Si limitò a perdersi di nuovo nei suoi tortuosi pensieri, fingendo di ascoltare le chiacchiere dell’amica su questa e quella persona.
Alla fine, quando era ormai sulla strada di casa, aveva un piano.
 
 
Era nuovamente notte, ma stavolta la luna, coperta da un velo di nuvole, era visibile solo per tre quarti.
Una silente figura incappucciata si muoveva per le stradine secondarie di Steventon, diretta verso il bosco, stavolta sola.
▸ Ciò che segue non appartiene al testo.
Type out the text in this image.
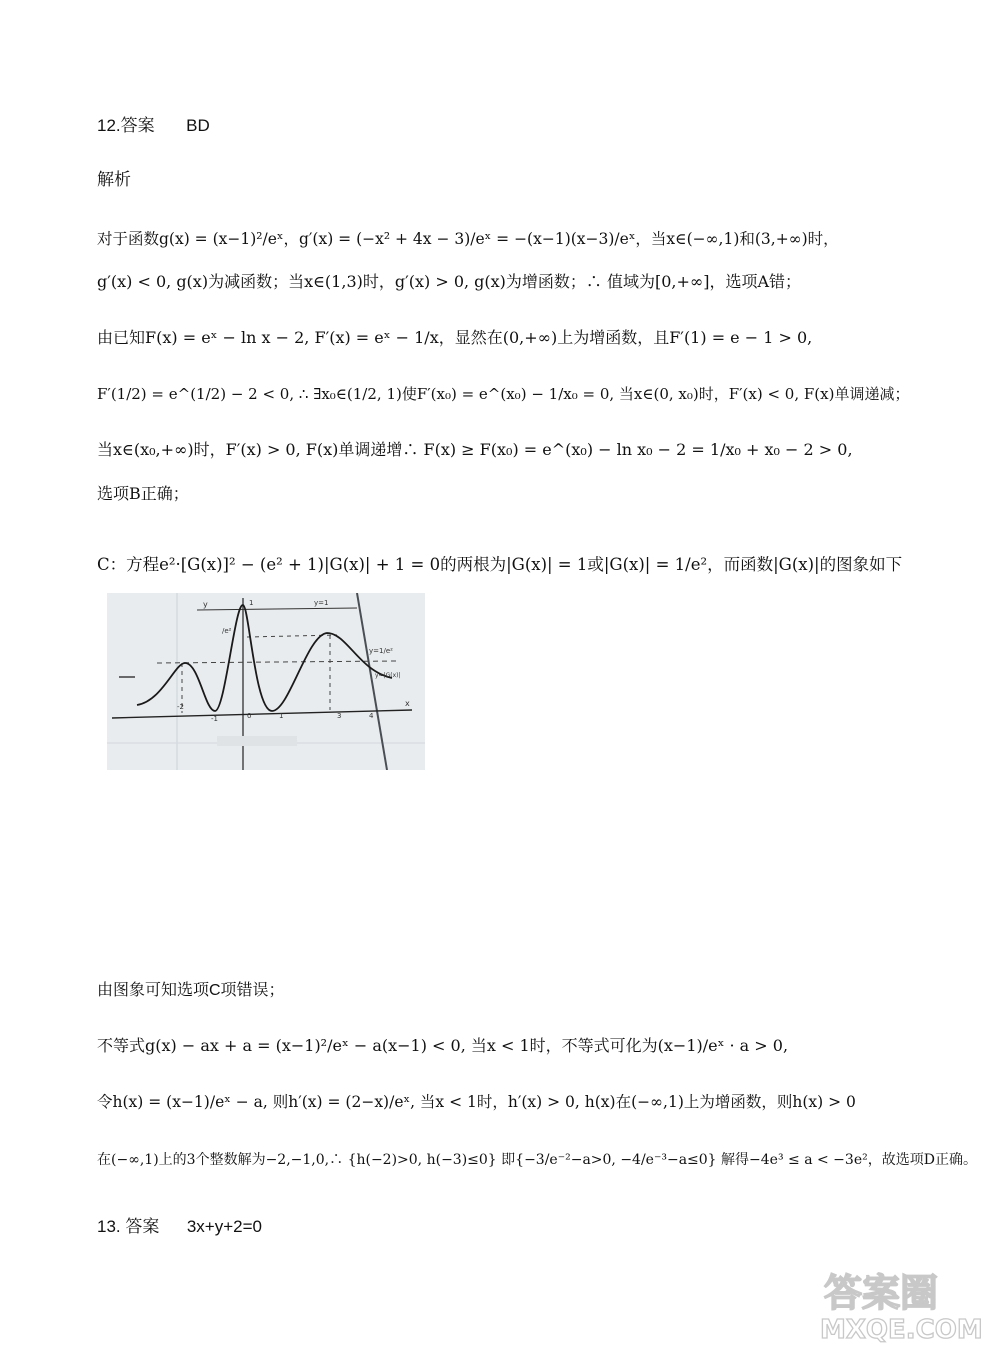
12.答案 BD
解析
对于函数g(x) = (x−1)²/eˣ，g′(x) = (−x² + 4x − 3)/eˣ = −(x−1)(x−3)/eˣ，当x∈(−∞,1)和(3,+∞)时，
g′(x) < 0, g(x)为减函数；当x∈(1,3)时，g′(x) > 0, g(x)为增函数；∴ 值域为[0,+∞]，选项A错；
由已知F(x) = eˣ − ln x − 2, F′(x) = eˣ − 1/x，显然在(0,+∞)上为增函数，且F′(1) = e − 1 > 0,
F′(1/2) = e^(1/2) − 2 < 0, ∴ ∃x₀∈(1/2, 1)使F′(x₀) = e^(x₀) − 1/x₀ = 0, 当x∈(0, x₀)时，F′(x) < 0, F(x)单调递减；
当x∈(x₀,+∞)时，F′(x) > 0, F(x)单调递增∴ F(x) ≥ F(x₀) = e^(x₀) − ln x₀ − 2 = 1/x₀ + x₀ − 2 > 0,
选项B正确；
C：方程e²·[G(x)]² − (e² + 1)|G(x)| + 1 = 0的两根为|G(x)| = 1或|G(x)| = 1/e²，而函数|G(x)|的图象如下
y=1
y=1/e²
y=|G(x)|
x
-2
-1	0	1	3	4
y	1
/e²
由图象可知选项C项错误；
不等式g(x) − ax + a = (x−1)²/eˣ − a(x−1) < 0, 当x < 1时，不等式可化为(x−1)/eˣ · a > 0,
令h(x) = (x−1)/eˣ − a, 则h′(x) = (2−x)/eˣ, 当x < 1时，h′(x) > 0, h(x)在(−∞,1)上为增函数，则h(x) > 0
在(−∞,1)上的3个整数解为−2,−1,0,∴ {h(−2)>0, h(−3)≤0} 即{−3/e⁻²−a>0, −4/e⁻³−a≤0} 解得−4e³ ≤ a < −3e²，故选项D正确。
13. 答案 3x+y+2=0
答案圈
MXQE.COM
Ci mise il doppio del tempo della prima volta, poiché aveva fatto il giro di mezzo paese piuttosto che attraversarlo, ma era soddisfatta ugualmente.
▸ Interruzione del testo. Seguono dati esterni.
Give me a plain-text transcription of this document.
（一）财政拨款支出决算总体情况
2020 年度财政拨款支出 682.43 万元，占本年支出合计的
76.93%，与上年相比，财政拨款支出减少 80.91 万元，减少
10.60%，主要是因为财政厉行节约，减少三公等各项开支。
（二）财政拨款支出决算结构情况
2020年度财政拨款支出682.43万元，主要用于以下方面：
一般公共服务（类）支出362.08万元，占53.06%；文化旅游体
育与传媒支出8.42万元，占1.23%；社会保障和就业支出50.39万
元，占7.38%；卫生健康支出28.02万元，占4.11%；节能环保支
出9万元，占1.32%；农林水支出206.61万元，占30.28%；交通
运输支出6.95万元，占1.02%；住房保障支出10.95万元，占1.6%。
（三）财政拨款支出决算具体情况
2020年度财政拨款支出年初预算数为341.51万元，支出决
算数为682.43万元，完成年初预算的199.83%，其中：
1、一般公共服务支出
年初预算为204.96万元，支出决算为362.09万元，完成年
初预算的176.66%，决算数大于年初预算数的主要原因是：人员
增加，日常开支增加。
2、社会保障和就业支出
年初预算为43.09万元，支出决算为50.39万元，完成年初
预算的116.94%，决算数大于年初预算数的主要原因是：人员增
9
Arrivò vicino al masso sul quale sia lei che Roxas si erano appoggiati quella domenica notte e si calò il cappuccio sulle spalle; scrutò tutto attorno a sé e constatò che non c’era anima viva.
Sospirando, alzò lo sguardo verso la luna e pregò intensamente che lui si facesse vivo. Sua madre, quando era piccola, le raccontava che la luna accoglie tutte le preghiere degli amanti, è complice e spettatrice delle loro passioni e con la sua luce (o con il suo buio) li aiuta a vedersi e a nascondersi.
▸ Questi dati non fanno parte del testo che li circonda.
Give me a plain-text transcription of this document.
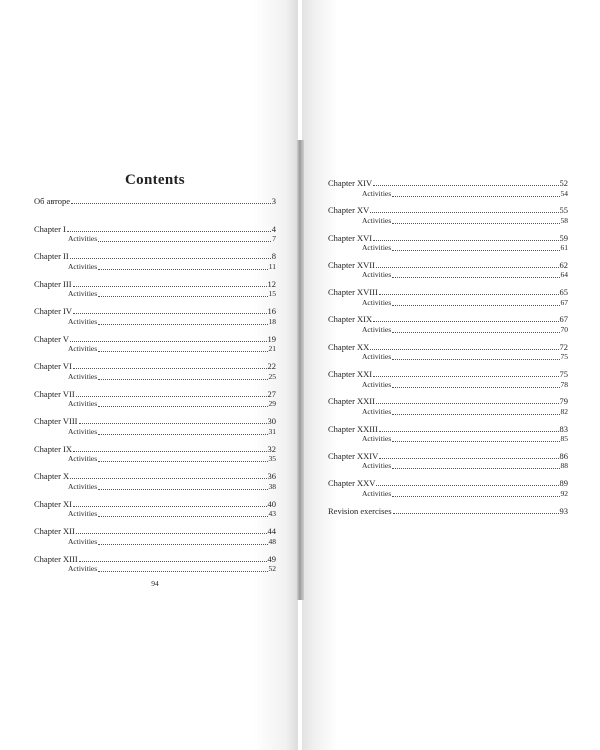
Contents
Об авторе	3
Chapter I	4
Activities	7
Chapter II	8
Activities	11
Chapter III	12
Activities	15
Chapter IV	16
Activities	18
Chapter V	19
Activities	21
Chapter VI	22
Activities	25
Chapter VII	27
Activities	29
Chapter VIII	30
Activities	31
Chapter IX	32
Activities	35
Chapter X	36
Activities	38
Chapter XI	40
Activities	43
Chapter XII	44
Activities	48
Chapter XIII	49
Activities	52
Chapter XIV	52
Activities	54
Chapter XV	55
Activities	58
Chapter XVI	59
Activities	61
Chapter XVII	62
Activities	64
Chapter XVIII	65
Activities	67
Chapter XIX	67
Activities	70
Chapter XX	72
Activities	75
Chapter XXI	75
Activities	78
Chapter XXII	79
Activities	82
Chapter XXIII	83
Activities	85
Chapter XXIV	86
Activities	88
Chapter XXV	89
Activities	92
Revision exercises	93
94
E a proposito di buio, una nuvola coprì l’unica fonte di luce di quella notte e tutto piombò nell’oscurità; una poderosa folata di vento freddo soffiò dal bosco e l’orlo del mantello della ragazza ondeggiò furiosamente. Naminè si portò una mano al viso per evitare che il vento le facesse lacrimare gli occhi e quando la abbassò con sua grande sorpresa vide un cavallo nero come la notte a pochi metri di distanza.
Basita, lo riconobbe come l’animale sul quale cavalcava Roxas.
– Lui non c’è. – disse una familiare voce femminile direttamente nella sua testa.
– Vieni pure. – continuò la voce. – Solo perché io sono la Morte non vuol dire che ti farò del male. –
Titubante, inghiottì il groppo che le bloccava la gola e si avvicinò alla bestia. Nuovamente, ne apprezzò tutto: era grande, sinuosa, irradiava potenza; arrivata a pochi passi, dovette reprimere la voglia di accarezzarle un fianco.
– Sei... sei davvero la Morte? – domandò.
– In una delle sue tante forme, sì. –
– E dunque, di conseguenza, Roxas è davvero l’Amore? –
– Esattamente. Non riesci a crederci, vedo. L’Amore non mente mai. Gli uomini mentono, l’amore no. Mi pare di capire che lui e le sue parole abbiano lasciato un segno non indifferente in te. –
Naminè arrossì ed evitò lo sguardo della Morte. L’animale alzò uno zoccolo e lo battè a terra.
– E la cosa non è a senso unico. Anche tu hai fatto un certo effetto su di lui. – le disse, sempre parlandole nella testa.
– Allora perché non è qui? – sbottò, incapace di trattenersi.
– Perché essendo lui una delle tante forme dell’Amore, ha dei doveri. Così come me. Il che, – continuò – mi porta al motivo della mia presenza qui. –
– Ossia? –
– Amore e Morte sono strettamente legati, anche se magari solo dal filo che può tessere un ragno. Sottile, invisibile, ma resistente. Ne sanno qualcosa i pochi uomini che anni addietro sono venuti, come te, a cercare me e Roxas di persona. –
– Sono morti? – si sentì domandare con voce vacillante.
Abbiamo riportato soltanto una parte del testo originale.